Invece, nel quotidiano chi ha il diabete effettua un controllo costante attraverso appositi strumenti come il glucometro o il CGM (Monitoraggio Continuo della Glicemia). Il primo è utilizzato per avere una verifica quasi in tempo reale del livello di zuccheri del sangue. 

Effettuando una puntura su un dito e inserendo una goccia di sangue su un’apposita striscia reagente inserita nell’apparecchio si rileva in automatico la percentuale di glucosio nel sangue. Il CGM, invece, è un sensore sottocutaneo che misura i livelli di glucosio, trasferendoli ad apparecchi come un ricevitore o uno smartphone che visualizzano così i livelli creando anche statistiche sulla curva glicemica.

Cos'è un cane allerta diabete

Monitoraggio biologico del glucosio

Dal 2014, a supporto delle persone con diabete in Italia, c’è anche un sistema biologico di monitoraggio del glucosio: il cane allerta diabete. Sono cani di qualunque tipologia (di razza o meticci), età e sesso, preparati a riconoscere la variazione di odore dei VOC (Composti Organici Volatili) delle persone con diabete. 

È stato dimostrato dalla scienza che durante le fasi di iperglicemia e ipoglicemia, dato il diverso sistema metabolico utilizzato dal corpo umano per la gestione degli zuccheri, i VOC cambiano odore.

Con un percorso che dura 24 mesi, sotto la supervisione di un istruttore certificato e svolto a casa della persona con diabete (il cane è della persona che ha il diabete), il cane impara a riconoscerli e a segnalarli. La percentuale di esattezza è del 98%. I cani allerta diabete possono quindi essere un supporto fondamentale agli strumenti tecnologici, con diversi vantaggi dal punto di vista medico, fisico, psicologico e familiare.

Attenzione il cane allerta diabete non si sostituisce a un medico o un infermiere, non guarisce il diabete ne riduce le somministrazioni di insulina o i controlli con il glucometro. Il ruolo di un cane allerta diabete è di supporto.

FAQ

Quando è stata scoperta l’insulina? 

L’ormone dell’insulina è stato scoperto nel 1921 da un’équipe di medici: il chirurgo Frederick Banting, in Ontario (Canada), il Prof. J.R.R. Macleod, direttore del dipartimento dell’Università di Toronto, che gli offrì un laboratorio, e il suo assistente Charles Best.

Cos’è l’iperglicemia? 

L’iperglicemia è una condizione in cui è presente nel sangue una percentuale elevata di zuccheri.

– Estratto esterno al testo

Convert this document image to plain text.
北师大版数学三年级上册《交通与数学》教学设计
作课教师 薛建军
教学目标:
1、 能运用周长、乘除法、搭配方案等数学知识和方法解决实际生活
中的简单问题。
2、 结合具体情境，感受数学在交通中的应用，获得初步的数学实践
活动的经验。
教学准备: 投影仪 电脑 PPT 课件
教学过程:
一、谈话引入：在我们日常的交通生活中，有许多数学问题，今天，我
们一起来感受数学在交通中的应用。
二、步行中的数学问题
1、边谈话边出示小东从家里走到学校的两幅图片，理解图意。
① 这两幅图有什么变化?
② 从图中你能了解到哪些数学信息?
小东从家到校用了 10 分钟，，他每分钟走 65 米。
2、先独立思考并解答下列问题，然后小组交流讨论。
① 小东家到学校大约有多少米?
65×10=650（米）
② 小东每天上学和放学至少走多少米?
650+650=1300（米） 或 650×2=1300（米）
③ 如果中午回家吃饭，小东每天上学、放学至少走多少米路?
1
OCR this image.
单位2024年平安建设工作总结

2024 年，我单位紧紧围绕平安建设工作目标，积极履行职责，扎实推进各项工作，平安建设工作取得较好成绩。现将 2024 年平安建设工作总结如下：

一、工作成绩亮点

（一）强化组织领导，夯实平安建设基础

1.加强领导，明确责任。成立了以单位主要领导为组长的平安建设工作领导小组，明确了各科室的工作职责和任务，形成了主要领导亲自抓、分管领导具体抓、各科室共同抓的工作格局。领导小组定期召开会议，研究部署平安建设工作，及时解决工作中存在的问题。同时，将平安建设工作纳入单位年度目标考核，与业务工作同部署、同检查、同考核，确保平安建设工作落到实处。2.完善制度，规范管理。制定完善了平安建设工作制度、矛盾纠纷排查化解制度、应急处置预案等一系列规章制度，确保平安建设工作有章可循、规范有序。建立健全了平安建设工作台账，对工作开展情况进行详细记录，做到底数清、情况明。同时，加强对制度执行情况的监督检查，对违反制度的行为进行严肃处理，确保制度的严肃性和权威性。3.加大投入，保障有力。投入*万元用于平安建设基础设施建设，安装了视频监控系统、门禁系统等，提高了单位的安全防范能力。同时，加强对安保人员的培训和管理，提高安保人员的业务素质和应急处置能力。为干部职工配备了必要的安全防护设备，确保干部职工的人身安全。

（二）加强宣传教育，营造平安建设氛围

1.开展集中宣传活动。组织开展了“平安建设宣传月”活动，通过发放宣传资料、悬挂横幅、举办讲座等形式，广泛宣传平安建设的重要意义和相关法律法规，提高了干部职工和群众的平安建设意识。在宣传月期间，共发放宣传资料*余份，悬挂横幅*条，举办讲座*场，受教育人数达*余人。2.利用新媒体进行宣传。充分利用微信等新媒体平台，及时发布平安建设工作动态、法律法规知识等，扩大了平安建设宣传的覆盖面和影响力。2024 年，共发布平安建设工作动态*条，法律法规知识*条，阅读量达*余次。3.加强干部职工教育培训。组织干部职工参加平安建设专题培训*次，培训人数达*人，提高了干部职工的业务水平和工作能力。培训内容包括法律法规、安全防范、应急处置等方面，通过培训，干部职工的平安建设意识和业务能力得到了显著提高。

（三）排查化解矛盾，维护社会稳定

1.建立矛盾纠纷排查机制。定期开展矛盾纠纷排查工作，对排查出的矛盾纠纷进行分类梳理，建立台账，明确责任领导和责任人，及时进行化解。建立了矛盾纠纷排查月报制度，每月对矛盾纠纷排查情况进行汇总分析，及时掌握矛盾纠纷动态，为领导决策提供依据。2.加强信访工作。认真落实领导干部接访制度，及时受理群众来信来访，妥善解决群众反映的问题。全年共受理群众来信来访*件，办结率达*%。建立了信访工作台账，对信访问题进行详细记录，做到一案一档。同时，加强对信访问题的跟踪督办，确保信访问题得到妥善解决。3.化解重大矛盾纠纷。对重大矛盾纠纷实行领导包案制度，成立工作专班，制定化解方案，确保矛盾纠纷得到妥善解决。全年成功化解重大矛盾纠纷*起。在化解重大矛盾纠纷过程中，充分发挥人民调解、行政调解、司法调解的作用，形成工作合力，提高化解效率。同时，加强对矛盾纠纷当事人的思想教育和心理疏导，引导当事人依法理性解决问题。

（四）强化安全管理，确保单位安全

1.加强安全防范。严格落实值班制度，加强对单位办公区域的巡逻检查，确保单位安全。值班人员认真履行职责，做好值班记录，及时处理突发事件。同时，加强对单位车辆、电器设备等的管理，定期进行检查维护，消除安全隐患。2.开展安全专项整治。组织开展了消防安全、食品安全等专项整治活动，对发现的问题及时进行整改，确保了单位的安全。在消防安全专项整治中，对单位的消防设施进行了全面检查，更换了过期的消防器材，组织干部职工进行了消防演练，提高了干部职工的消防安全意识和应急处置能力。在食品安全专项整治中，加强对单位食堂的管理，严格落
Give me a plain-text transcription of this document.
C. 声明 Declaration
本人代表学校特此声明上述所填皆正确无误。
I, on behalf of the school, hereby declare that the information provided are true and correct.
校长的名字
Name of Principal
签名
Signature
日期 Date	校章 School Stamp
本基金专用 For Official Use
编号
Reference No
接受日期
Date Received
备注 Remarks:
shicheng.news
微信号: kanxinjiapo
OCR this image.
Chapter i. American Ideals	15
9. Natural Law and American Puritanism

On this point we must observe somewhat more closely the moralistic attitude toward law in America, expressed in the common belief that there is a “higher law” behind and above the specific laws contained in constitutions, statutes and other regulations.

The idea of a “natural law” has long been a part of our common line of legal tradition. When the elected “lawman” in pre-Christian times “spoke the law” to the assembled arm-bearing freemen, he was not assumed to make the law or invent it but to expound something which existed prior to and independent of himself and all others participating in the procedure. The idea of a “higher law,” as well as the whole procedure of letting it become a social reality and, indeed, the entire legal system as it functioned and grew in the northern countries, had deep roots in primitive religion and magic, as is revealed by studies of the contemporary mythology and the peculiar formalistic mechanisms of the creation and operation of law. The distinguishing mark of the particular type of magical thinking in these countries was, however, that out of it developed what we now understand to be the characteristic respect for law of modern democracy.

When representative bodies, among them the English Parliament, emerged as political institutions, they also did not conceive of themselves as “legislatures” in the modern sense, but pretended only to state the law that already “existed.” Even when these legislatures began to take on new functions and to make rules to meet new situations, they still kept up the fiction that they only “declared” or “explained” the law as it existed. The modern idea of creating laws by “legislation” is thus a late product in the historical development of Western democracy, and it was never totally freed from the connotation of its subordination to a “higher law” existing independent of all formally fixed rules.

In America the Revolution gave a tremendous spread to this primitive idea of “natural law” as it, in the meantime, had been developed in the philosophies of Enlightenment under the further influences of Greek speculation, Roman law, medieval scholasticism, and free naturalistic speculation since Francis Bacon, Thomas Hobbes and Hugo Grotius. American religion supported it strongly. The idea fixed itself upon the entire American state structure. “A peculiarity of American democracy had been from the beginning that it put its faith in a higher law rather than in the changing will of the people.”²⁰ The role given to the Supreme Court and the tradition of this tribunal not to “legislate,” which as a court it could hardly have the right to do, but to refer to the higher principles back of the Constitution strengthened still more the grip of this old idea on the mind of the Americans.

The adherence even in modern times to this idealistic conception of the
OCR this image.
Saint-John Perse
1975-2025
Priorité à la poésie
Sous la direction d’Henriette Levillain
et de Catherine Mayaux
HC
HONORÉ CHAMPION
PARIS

Quali sono le tipologie di diabete?

Oggi le tipologie di diabete più diffuse sono quella di tipo 1, una patologia dovuta all’incapacità del pancreas di produrre l’ormone dell’insulina, e di tipo 2. In questo caso il pancreas produce insulina in quantità non sufficienti o non capace di entrare nelle cellule.

Come fa un cane a fiutare il diabete?

Un cane allerta non fiuta il diabete, ma è capace di percepire la variazione dell’odore dei VOC (Composti Organici Volatili).